Password

Password atau kata sandi adalah sebuah cara untuk memastikan bahwa orang yang akan masuk pada sebuah system adalah benar benar orang yang berhak. Sebuah sistem akan meminta tanda pengenal dari pengguna, apabila pengguna ingin masuk ke dalam system tersebut. Salah satu cara sebuah system mengenali pengguna adalah dengan menggunakan password dan user name.

Serangan dengan menggunakan password untuk masuk ke sebuah system secara illegal dapat di kategorikan menjadi tiga kelompok, yaitu:

1. Brute force atau coba coba Seorang hacker menggunakan program komputer atau script untuk mencoba login dengan kemungkinan kombinasi password, biasanya dimulai dengan password yang paling mudah ditebak. Selain itu seorang hacker juga berpikir: jika seorang memiliki daftar perusahaan, ia dapat dengan mudah menebak username dan ada kemungkinan salah satu pengguna system dari daftar tersebut masih menggunakan “password123” atau “p@$$w0rd”.

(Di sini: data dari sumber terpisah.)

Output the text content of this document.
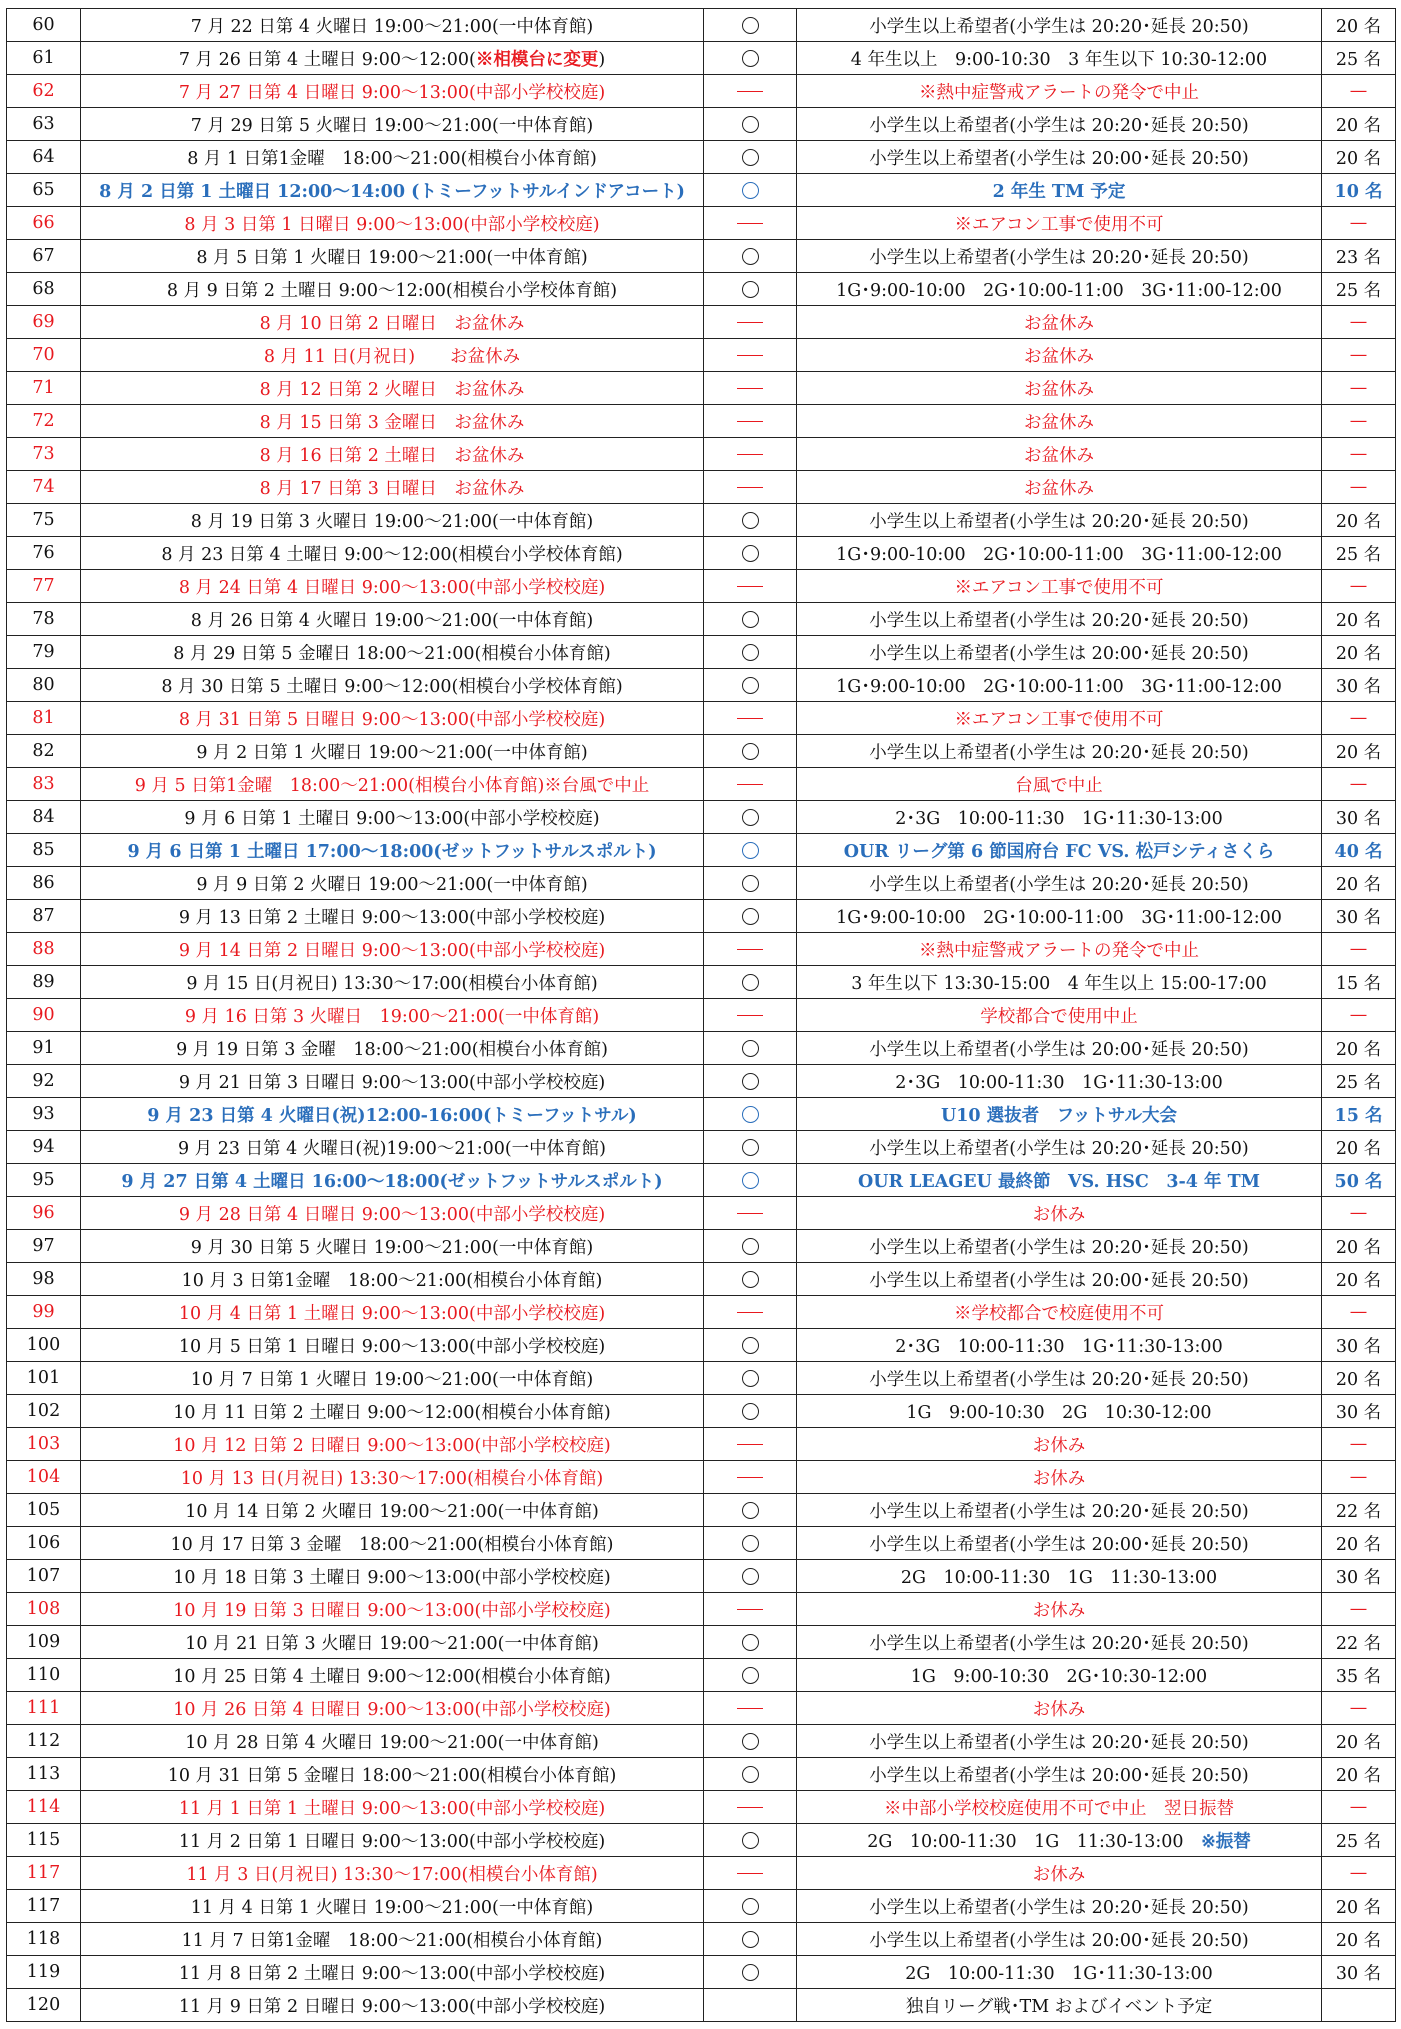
60	7 月 22 日第 4 火曜日 19:00～21:00(一中体育館)		小学生以上希望者(小学生は 20:20･延長 20:50)	20 名
61	7 月 26 日第 4 土曜日 9:00～12:00(※相模台に変更)		4 年生以上　9:00-10:30　3 年生以下 10:30-12:00	25 名
62	7 月 27 日第 4 日曜日 9:00～13:00(中部小学校校庭)		※熱中症警戒アラートの発令で中止	—
63	7 月 29 日第 5 火曜日 19:00～21:00(一中体育館)		小学生以上希望者(小学生は 20:20･延長 20:50)	20 名
64	8 月 1 日第1金曜　18:00～21:00(相模台小体育館)		小学生以上希望者(小学生は 20:00･延長 20:50)	20 名
65	8 月 2 日第 1 土曜日 12:00～14:00 (トミーフットサルインドアコート)		2 年生 TM 予定	10 名
66	8 月 3 日第 1 日曜日 9:00～13:00(中部小学校校庭)		※エアコン工事で使用不可	—
67	8 月 5 日第 1 火曜日 19:00～21:00(一中体育館)		小学生以上希望者(小学生は 20:20･延長 20:50)	23 名
68	8 月 9 日第 2 土曜日 9:00～12:00(相模台小学校体育館)		1G･9:00-10:00　2G･10:00-11:00　3G･11:00-12:00	25 名
69	8 月 10 日第 2 日曜日　お盆休み		お盆休み	—
70	8 月 11 日(月祝日)　　お盆休み		お盆休み	—
71	8 月 12 日第 2 火曜日　お盆休み		お盆休み	—
72	8 月 15 日第 3 金曜日　お盆休み		お盆休み	—
73	8 月 16 日第 2 土曜日　お盆休み		お盆休み	—
74	8 月 17 日第 3 日曜日　お盆休み		お盆休み	—
75	8 月 19 日第 3 火曜日 19:00～21:00(一中体育館)		小学生以上希望者(小学生は 20:20･延長 20:50)	20 名
76	8 月 23 日第 4 土曜日 9:00～12:00(相模台小学校体育館)		1G･9:00-10:00　2G･10:00-11:00　3G･11:00-12:00	25 名
77	8 月 24 日第 4 日曜日 9:00～13:00(中部小学校校庭)		※エアコン工事で使用不可	—
78	8 月 26 日第 4 火曜日 19:00～21:00(一中体育館)		小学生以上希望者(小学生は 20:20･延長 20:50)	20 名
79	8 月 29 日第 5 金曜日 18:00～21:00(相模台小体育館)		小学生以上希望者(小学生は 20:00･延長 20:50)	20 名
80	8 月 30 日第 5 土曜日 9:00～12:00(相模台小学校体育館)		1G･9:00-10:00　2G･10:00-11:00　3G･11:00-12:00	30 名
81	8 月 31 日第 5 日曜日 9:00～13:00(中部小学校校庭)		※エアコン工事で使用不可	—
82	9 月 2 日第 1 火曜日 19:00～21:00(一中体育館)		小学生以上希望者(小学生は 20:20･延長 20:50)	20 名
83	9 月 5 日第1金曜　18:00～21:00(相模台小体育館)※台風で中止		台風で中止	—
84	9 月 6 日第 1 土曜日 9:00～13:00(中部小学校校庭)		2･3G　10:00-11:30　1G･11:30-13:00	30 名
85	9 月 6 日第 1 土曜日 17:00～18:00(ゼットフットサルスポルト)		OUR リーグ第 6 節国府台 FC VS. 松戸シティさくら	40 名
86	9 月 9 日第 2 火曜日 19:00～21:00(一中体育館)		小学生以上希望者(小学生は 20:20･延長 20:50)	20 名
87	9 月 13 日第 2 土曜日 9:00～13:00(中部小学校校庭)		1G･9:00-10:00　2G･10:00-11:00　3G･11:00-12:00	30 名
88	9 月 14 日第 2 日曜日 9:00～13:00(中部小学校校庭)		※熱中症警戒アラートの発令で中止	—
89	9 月 15 日(月祝日) 13:30～17:00(相模台小体育館)		3 年生以下 13:30-15:00　4 年生以上 15:00-17:00	15 名
90	9 月 16 日第 3 火曜日　19:00～21:00(一中体育館)		学校都合で使用中止	—
91	9 月 19 日第 3 金曜　18:00～21:00(相模台小体育館)		小学生以上希望者(小学生は 20:00･延長 20:50)	20 名
92	9 月 21 日第 3 日曜日 9:00～13:00(中部小学校校庭)		2･3G　10:00-11:30　1G･11:30-13:00	25 名
93	9 月 23 日第 4 火曜日(祝)12:00-16:00(トミーフットサル)		U10 選抜者　フットサル大会	15 名
94	9 月 23 日第 4 火曜日(祝)19:00～21:00(一中体育館)		小学生以上希望者(小学生は 20:20･延長 20:50)	20 名
95	9 月 27 日第 4 土曜日 16:00～18:00(ゼットフットサルスポルト)		OUR LEAGEU 最終節　VS. HSC　3-4 年 TM	50 名
96	9 月 28 日第 4 日曜日 9:00～13:00(中部小学校校庭)		お休み	—
97	9 月 30 日第 5 火曜日 19:00～21:00(一中体育館)		小学生以上希望者(小学生は 20:20･延長 20:50)	20 名
98	10 月 3 日第1金曜　18:00～21:00(相模台小体育館)		小学生以上希望者(小学生は 20:00･延長 20:50)	20 名
99	10 月 4 日第 1 土曜日 9:00～13:00(中部小学校校庭)		※学校都合で校庭使用不可	—
100	10 月 5 日第 1 日曜日 9:00～13:00(中部小学校校庭)		2･3G　10:00-11:30　1G･11:30-13:00	30 名
101	10 月 7 日第 1 火曜日 19:00～21:00(一中体育館)		小学生以上希望者(小学生は 20:20･延長 20:50)	20 名
102	10 月 11 日第 2 土曜日 9:00～12:00(相模台小体育館)		1G　9:00-10:30　2G　10:30-12:00	30 名
103	10 月 12 日第 2 日曜日 9:00～13:00(中部小学校校庭)		お休み	—
104	10 月 13 日(月祝日) 13:30～17:00(相模台小体育館)		お休み	—
105	10 月 14 日第 2 火曜日 19:00～21:00(一中体育館)		小学生以上希望者(小学生は 20:20･延長 20:50)	22 名
106	10 月 17 日第 3 金曜　18:00～21:00(相模台小体育館)		小学生以上希望者(小学生は 20:00･延長 20:50)	20 名
107	10 月 18 日第 3 土曜日 9:00～13:00(中部小学校校庭)		2G　10:00-11:30　1G　11:30-13:00	30 名
108	10 月 19 日第 3 日曜日 9:00～13:00(中部小学校校庭)		お休み	—
109	10 月 21 日第 3 火曜日 19:00～21:00(一中体育館)		小学生以上希望者(小学生は 20:20･延長 20:50)	22 名
110	10 月 25 日第 4 土曜日 9:00～12:00(相模台小体育館)		1G　9:00-10:30　2G･10:30-12:00	35 名
111	10 月 26 日第 4 日曜日 9:00～13:00(中部小学校校庭)		お休み	—
112	10 月 28 日第 4 火曜日 19:00～21:00(一中体育館)		小学生以上希望者(小学生は 20:20･延長 20:50)	20 名
113	10 月 31 日第 5 金曜日 18:00～21:00(相模台小体育館)		小学生以上希望者(小学生は 20:00･延長 20:50)	20 名
114	11 月 1 日第 1 土曜日 9:00～13:00(中部小学校校庭)		※中部小学校校庭使用不可で中止　翌日振替	—
115	11 月 2 日第 1 日曜日 9:00～13:00(中部小学校校庭)		2G　10:00-11:30　1G　11:30-13:00　※振替	25 名
117	11 月 3 日(月祝日) 13:30～17:00(相模台小体育館)		お休み	—
117	11 月 4 日第 1 火曜日 19:00～21:00(一中体育館)		小学生以上希望者(小学生は 20:20･延長 20:50)	20 名
118	11 月 7 日第1金曜　18:00～21:00(相模台小体育館)		小学生以上希望者(小学生は 20:00･延長 20:50)	20 名
119	11 月 8 日第 2 土曜日 9:00～13:00(中部小学校校庭)		2G　10:00-11:30　1G･11:30-13:00	30 名
120	11 月 9 日第 2 日曜日 9:00～13:00(中部小学校校庭)		独自リーグ戦･TM およびイベント予定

2. Dictionary Attack Seorang hacker menggunakan program atau skrip untuk mencoba untuk login dengan mencoba coba melalui kombinasi dari kata-kata umum. “Berbeda dengan serangan brute force, di mana sebagian besar password dicari secara sistematis, dictionary attack (serangan kamus) mencoba hanya dengan kemungkinan yang paling mungkin berhasil, biasanya berasal dari daftar kata misalnya kamus. Umumnya, serangan kamus berhasil karena banyak orang memiliki kecenderungan untuk memilih password yang pendek (7 karakter atau kurang), seperti kata-kata tunggal yang ditemukan dalam kamus atau kata sederhana, mudah diprediksi variasi pada kata-kata, seperti menambahkan digit.”

3. Key logger attack Seorang hacker menggunakan program untuk melacak semua keystrokes pengguna. Sebuah serangan logger kunci berbeda dari bruteforce atau serangan kamus dalam banyak cara. Program pencatatan kunci password (key logger) yang banyak digunakan adalah malware (atau virus full-blown). Malware ini harus terinstall pada perangkat pengguna (sering pengguna tertipu untuk men-download dengan mengklik link dalam email). Serangan logger kunci juga berbeda dengan brute force dan dictionary attack karena password yang kuat tidak memberikan banyak perlindungan terhadap peralatan atau system yang sudah terinfeksi key logger.

Oleh karena itu untuk menghindari pencurian password maka dikembangkanlah teknik multifaktor otentikasi (MFA) dan juga hal inilah yang merupakan salah satu alasan bahwa MFA menjadi yang harus dimiliki untuk semua bisnis dan organisasi. Dengan otentikasi multi-faktor (juga disebut otentikasi dua faktor, 2FA), pengguna diwajibkan untuk tidak hanya memberikan password untuk mendapatkan akses ke sistem, tetapi juga keamanan lain, seperti yang unik kode akses-waktu (token) yang dihasilkan dari perangkat atau aplikasi mobile di smartphone. Sebuah jaringan yang dilindungi oleh MFA hampir tak tertembus untuk serangan luar; bahkan jika hacker dapat mencapai password sistem, ia tidak akan mampu menembus faktor keamanan kedua ini.

Selain itu, semua system teknik untuk membuat password yang kuat adalah tidak ada gunanya bila orang yang memegang password tidak di training. Kita dapat belajar dan mengetahui beberapa jenis serangan yang menggunakan keahlian teknis untuk menyusup sistem komputer yang telah dilindungi oleh peralatan canggih. Untuk mempertahankan system network di perusahaan kita dengan peralatan canggih, memerlukan biaya yang tidak sedikit. Tetapi tetap saja, dengan menerapkan teknologi terbaru dan tercanggih bukan menjadi jaminan jaringan kita terbebas dari serangan atau penyusupan. Kita semua pernah mendengar peringatan tentang keamanan password, yaitu :

  • Jangan pernah berbagi password Anda.
  • Jangan pernah menggunakan password bawaan vendor (seperti Admin).
  • Jangan pernah menggunakan password yang mudah ditebak (seperti p@$$w0rd 
  • Gantilah password secara periodic.

Contoh serangan lain terhadap password adalah social engineering, yaitu jenis lain dari penyerang yang bisa menggunakan taktik untuk menggunakan kelemahan manusia. Mereka adalah ahli ahli sosial yang mengeksploitasi kelemahan psikologi manusia. Mereka menggunakan berbagai media, termasuk panggilan telepon dan media social. Penyerang langsung menanyakan user name dan password. Ada beberapa jenis serangan dengan menggunakan social engineering ini, yang paling adalah phishing, dalih, umpan, quid pro quo dan Tailgating.